Design Engineer, Rotork Gears R&D, Leeds
In truth I never set out to be an Engineer. I think the first time I actually considered it was looking through university prospectuses aged 17, when I realised that was the career for me.
My dad always delighted in telling me and my sisters about Brunel’s bridges, steam powered vehicles and which bit of the car needed fixing to pass the MOT, as well as building experiments with us, such as water rockets, electrical circuits and exploding cornflour.
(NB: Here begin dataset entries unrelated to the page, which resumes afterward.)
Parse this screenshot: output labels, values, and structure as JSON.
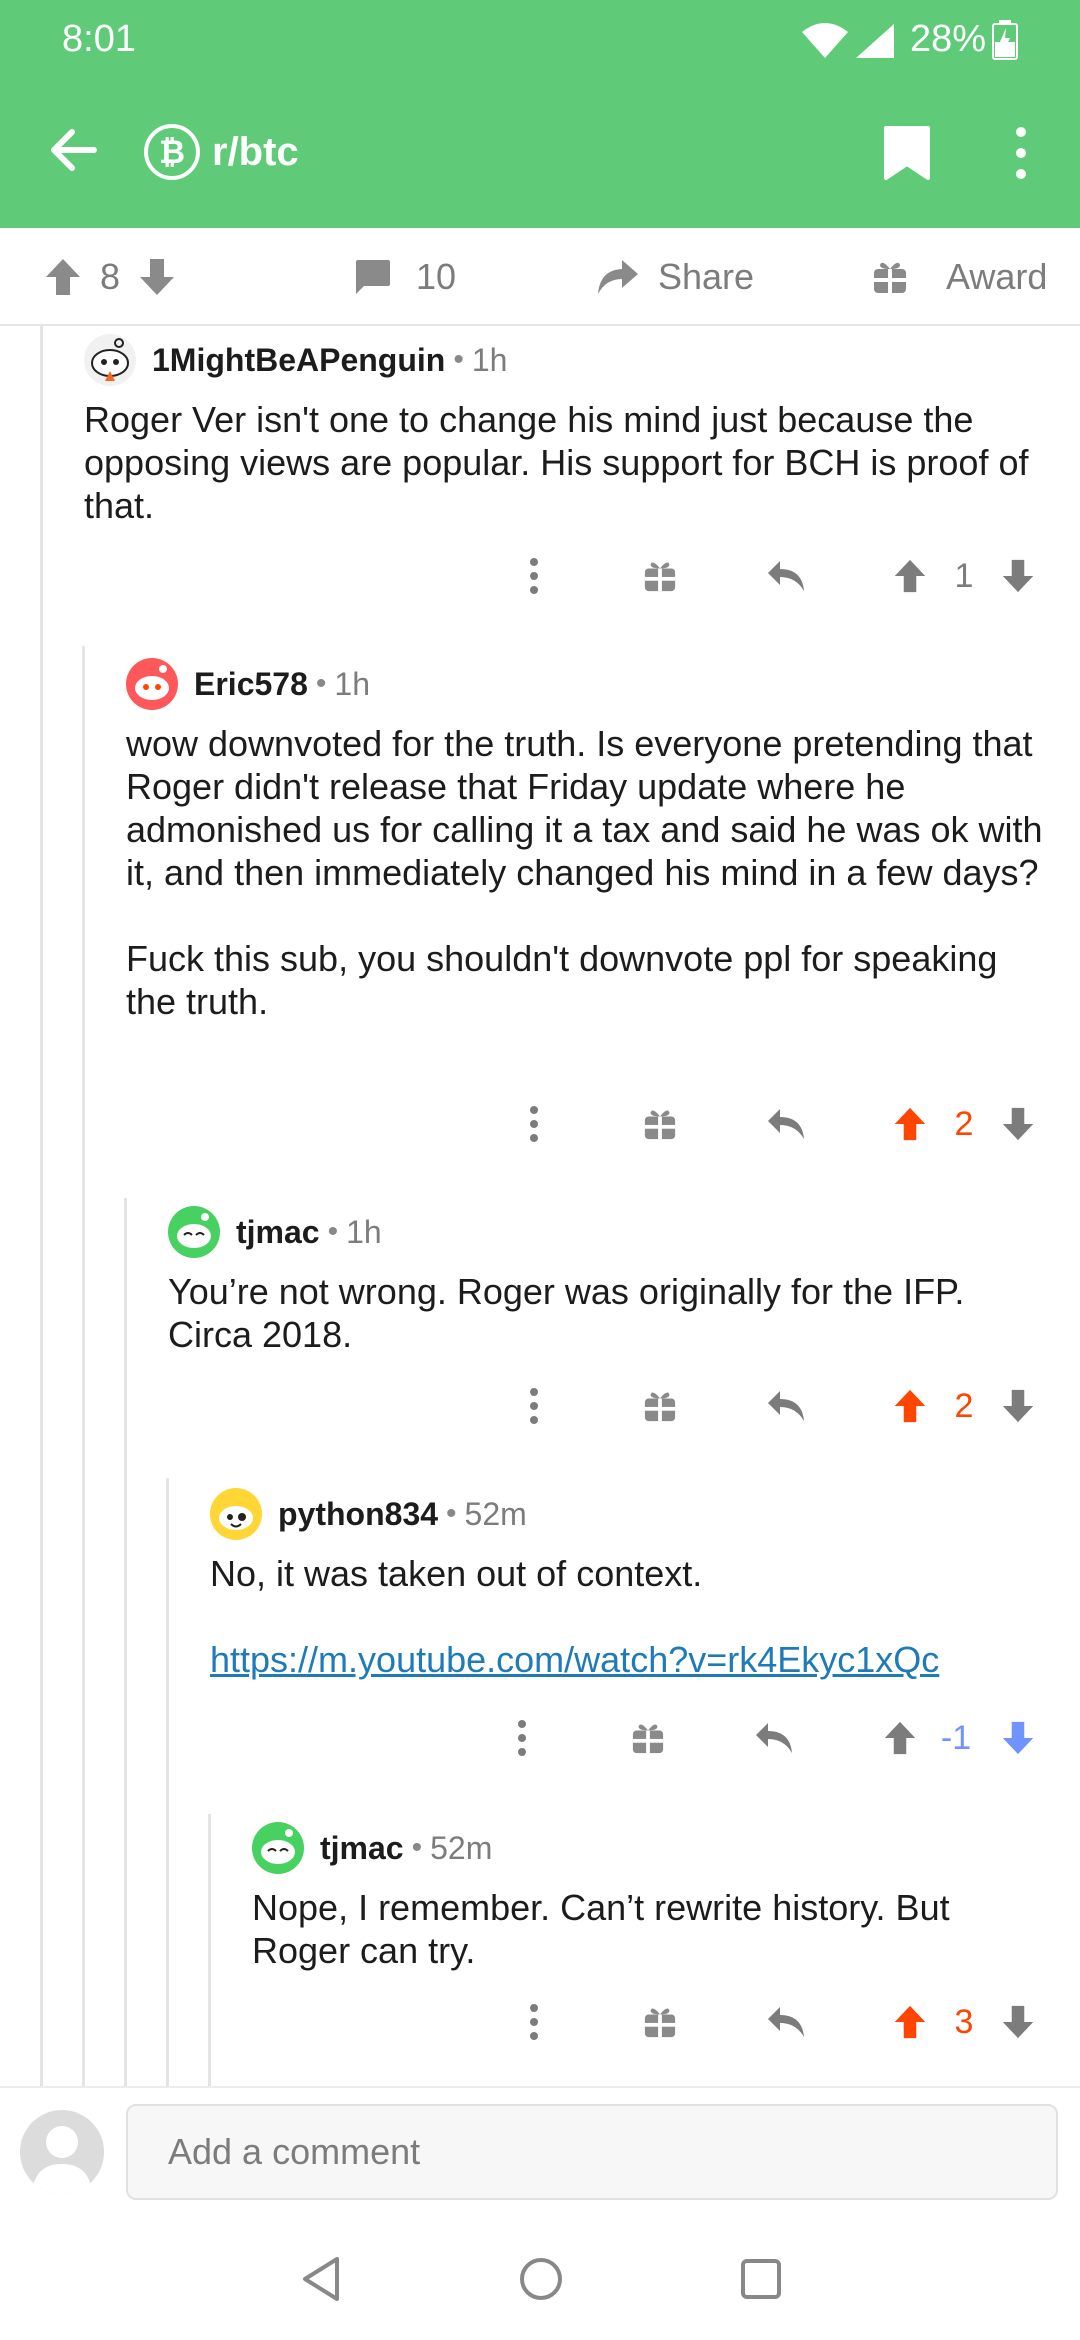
{
  "status_bar": {
    "time": "8:01",
    "battery": "28%"
  },
  "header": {
    "subreddit": "r/btc",
    "subreddit_icon": "bitcoin-icon"
  },
  "action_bar": {
    "score": "8",
    "comments": "10",
    "share_label": "Share",
    "award_label": "Award"
  },
  "comments": [
    {
      "author": "1MightBeAPenguin",
      "time": "1h",
      "body": [
        "Roger Ver isn't one to change his mind just because the opposing views are popular. His support for BCH is proof of that."
      ],
      "score": "1",
      "vote": "none"
    },
    {
      "author": "Eric578",
      "time": "1h",
      "body": [
        "wow downvoted for the truth.  Is everyone pretending that Roger didn't release that Friday update where he admonished us for calling it a tax and said he was ok with it, and then immediately changed his mind in a few days?",
        "Fuck this sub, you shouldn't downvote ppl for speaking the truth."
      ],
      "score": "2",
      "vote": "up"
    },
    {
      "author": "tjmac",
      "time": "1h",
      "body": [
        "You’re not wrong. Roger was originally for the IFP. Circa 2018."
      ],
      "score": "2",
      "vote": "up"
    },
    {
      "author": "python834",
      "time": "52m",
      "body": [
        "No, it was taken out of context."
      ],
      "link": "https://m.youtube.com/watch?v=rk4Ekyc1xQc",
      "score": "-1",
      "vote": "down"
    },
    {
      "author": "tjmac",
      "time": "52m",
      "body": [
        "Nope, I remember. Can’t rewrite history. But Roger can try."
      ],
      "score": "3",
      "vote": "up"
    }
  ],
  "comment_bar": {
    "placeholder": "Add a comment"
  },
  "colors": {
    "header": "#5fcb78",
    "upvote": "#ff4500",
    "downvote": "#7193ff",
    "link": "#1f7ab8"
  }
}
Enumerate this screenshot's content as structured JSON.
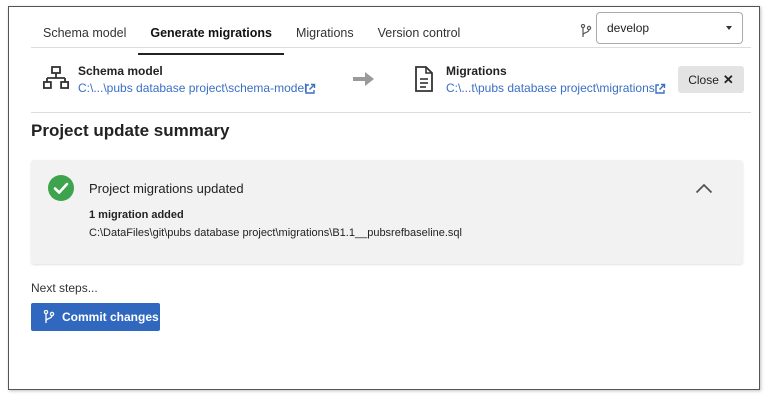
{
  "tabs": [
    {
      "label": "Schema model"
    },
    {
      "label": "Generate migrations"
    },
    {
      "label": "Migrations"
    },
    {
      "label": "Version control"
    }
  ],
  "branch": {
    "selected": "develop",
    "icon": "git-branch-icon"
  },
  "source": {
    "title": "Schema model",
    "path": "C:\\...\\pubs database project\\schema-model",
    "icon": "hierarchy-icon"
  },
  "target": {
    "title": "Migrations",
    "path": "C:\\...t\\pubs database project\\migrations",
    "icon": "document-icon"
  },
  "close_label": "Close",
  "summary_title": "Project update summary",
  "panel": {
    "title": "Project migrations updated",
    "count": "1 migration added",
    "path": "C:\\DataFiles\\git\\pubs database project\\migrations\\B1.1__pubsrefbaseline.sql",
    "status_color": "#3ea34d"
  },
  "next_steps": "Next steps...",
  "commit_label": "Commit changes",
  "accent_color": "#3068c0"
}
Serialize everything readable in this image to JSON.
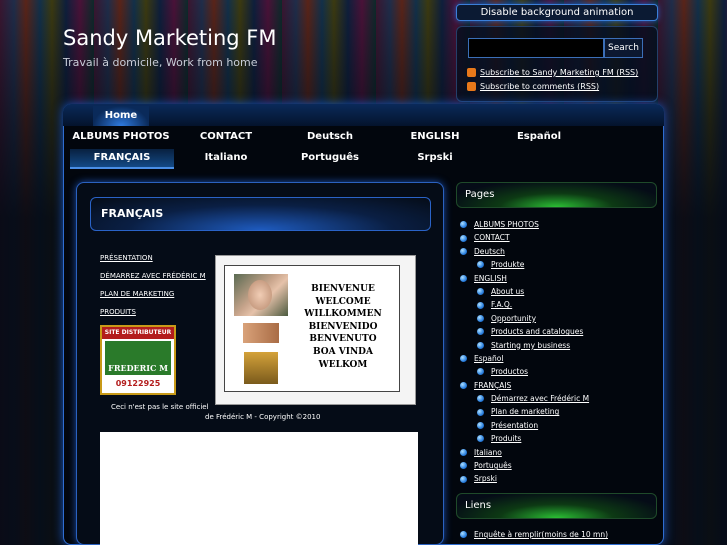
{
  "top": {
    "animation_toggle": "Disable background animation"
  },
  "site": {
    "title": "Sandy Marketing FM",
    "subtitle": "Travail à domicile, Work from home"
  },
  "search": {
    "button": "Search",
    "placeholder": ""
  },
  "feeds": [
    "Subscribe to Sandy Marketing FM (RSS)",
    "Subscribe to comments (RSS)"
  ],
  "nav": {
    "home": "Home",
    "row1": [
      "ALBUMS PHOTOS",
      "CONTACT",
      "Deutsch",
      "ENGLISH",
      "Español"
    ],
    "row2": [
      "FRANÇAIS",
      "Italiano",
      "Português",
      "Srpski"
    ]
  },
  "content": {
    "heading": "FRANÇAIS",
    "links": [
      "PRÉSENTATION",
      "DÉMARREZ AVEC FRÉDÉRIC M",
      "PLAN DE MARKETING",
      "PRODUITS"
    ],
    "welcome": [
      "BIENVENUE",
      "WELCOME",
      "WILLKOMMEN",
      "BIENVENIDO",
      "BENVENUTO",
      "BOA VINDA",
      "WELKOM"
    ],
    "badge": {
      "title": "SITE DISTRIBUTEUR",
      "brand": "FREDERIC M",
      "number": "09122925"
    },
    "notice_line1": "Ceci n'est pas le site officiel",
    "notice_line2": "de Frédéric M - Copyright ©2010"
  },
  "sidebar": {
    "pages_title": "Pages",
    "pages": [
      {
        "label": "ALBUMS PHOTOS",
        "level": 0
      },
      {
        "label": "CONTACT",
        "level": 0
      },
      {
        "label": "Deutsch",
        "level": 0
      },
      {
        "label": "Produkte",
        "level": 1
      },
      {
        "label": "ENGLISH",
        "level": 0
      },
      {
        "label": "About us",
        "level": 1
      },
      {
        "label": "F.A.Q.",
        "level": 1
      },
      {
        "label": "Opportunity",
        "level": 1
      },
      {
        "label": "Products and catalogues",
        "level": 1
      },
      {
        "label": "Starting my business",
        "level": 1
      },
      {
        "label": "Español",
        "level": 0
      },
      {
        "label": "Productos",
        "level": 1
      },
      {
        "label": "FRANÇAIS",
        "level": 0
      },
      {
        "label": "Démarrez avec Frédéric M",
        "level": 1
      },
      {
        "label": "Plan de marketing",
        "level": 1
      },
      {
        "label": "Présentation",
        "level": 1
      },
      {
        "label": "Produits",
        "level": 1
      },
      {
        "label": "Italiano",
        "level": 0
      },
      {
        "label": "Português",
        "level": 0
      },
      {
        "label": "Srpski",
        "level": 0
      }
    ],
    "links_title": "Liens",
    "links": [
      {
        "label": "Enquête à remplir",
        "suffix": " (moins de 10 mn)"
      }
    ]
  }
}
This, coupled with my mum’s love of animals, and a real need to build their pens, hutches and shelters, mostly from old pallets, fostered a love of making things and desire to understand the world around me from an early age.
I completed my Masters in Mechanical Engineering at University of Leeds in 2008, achieving a 2:1. Thanks to two summer placements and my third year project run at the automotive firm WABCO, I was able to demonstrate practical implementation of engineering principles and industrial experience to be accepted onto the KTP programme. I ran a project to research and test low friction sliding materials for bridge bearings, which proved fascinating both technically and commercially, but also gave valuable insight that your competitors will try and patent anything.
I started at Rotork in 2010 working on the Gears nuclear product range, which over the years has seen me involved in all aspects, from customer enquiries and orders, to product upgrade and qualification testing. Whilst it may include a great deal of reviewing product standards, and specifications, it opened the absorbing subject area of seismic design and testing. In October 2016 I moved into R&D, to begin designing new products, which rather than being defined primarily by qualification standards, were instead more influenced by customer’s need and cost, and as such an interesting new challenge.